In wake of the heterodoxy hijacking the Anglican Communion, bishops in the southern hemisphere have been constantly censored for crossing diocesan and provincial boundaries to minister to orthodox Anglicans. Their actions to maintain the unity of the faith have been condemned in some quarters as a flagrant abuse of their episcopal office, and without precedence.

Yet in the primitive Church every church would give each other their mutual assistance, to oppose all errors and beat down heresy when it first appeared. Hence, they regarded the whole world as one common diocese and the episcopate as something universal, so that every bishop had his share in it.

This meant that in things not applicable to the faith, bishops were not to cross diocesan boundaries to meddle in other men’s dioceses, but when the faith or welfare of the Church was at stake, the rule of being one episcopate meant that every other bishopric was as much their diocese as their own. No human laws or canons could prevent them from performing such actions of the episcopal office in any part of the world, if they thought it necessary for the preservation of the faith and the Church.

The practice of meeting in Councils and Synods, provincial, national and general was for the sharing of their common mind and advice for the whole Church. These actions to preserve the orthodoxy of the faith and the unity of the Church, which in other matters would have been considered a real breach of unity, was accepted as the only certain way to preserve the unity of that faith and order. Athanasius and Chrysostom did this.

So where a bishop was pursuing a policy of heresy by ordaining heretical men to establish heresy in his diocese and persecuting the orthodox, any orthodox bishop was not only authorized but obliged to take the opportunity to ordain orthodox men ‘to oppose the malignant designs of the enemy, and stop the growth of heresy, which might otherwise take deep root, and spread and overrun the Church.’

Today in the Canadian diocese of New Westminster there are priests under threat of deprivation from their parishes because they are orthodox, and will not submit to the modified theology and morality of their bishop. Orthodox priests in Connecticut are threatened with expulsion from their parishes if they will not conform to their church’s liberal agenda. Many others have been mercilessly persecuted.

While in this country it is claimed that there is no discrimination against those opposed to women priests, the hidden agenda of the appointments system ensures that such priests will not be preferred to high office commensurate with their gifts, to the diminishment of the church.

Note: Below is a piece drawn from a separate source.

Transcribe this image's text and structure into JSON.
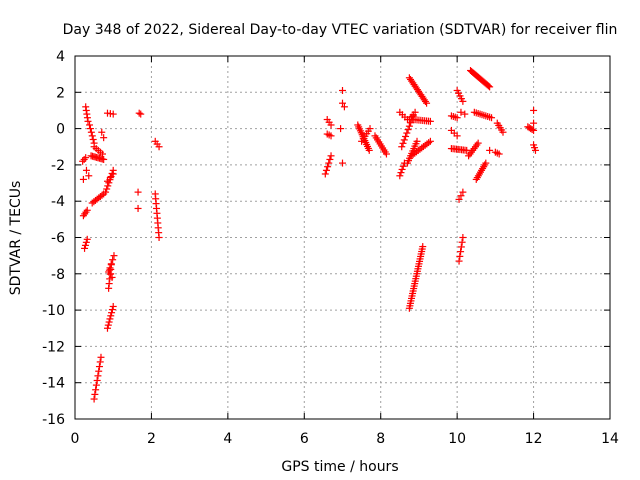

John Jewel, the great Elizabethan Bishop of Salisbury, claimed that for Anglicans, Scripture and the primitive Church are the criteria by means of which the authenticity of a church and the truth of its teaching are assessed. This means that in form and doctrine Anglicanism is agreeable with the Scriptures, with the most ancient general Councils, with the practice of the primitive Church, and with the judgements of all the old and learned Fathers.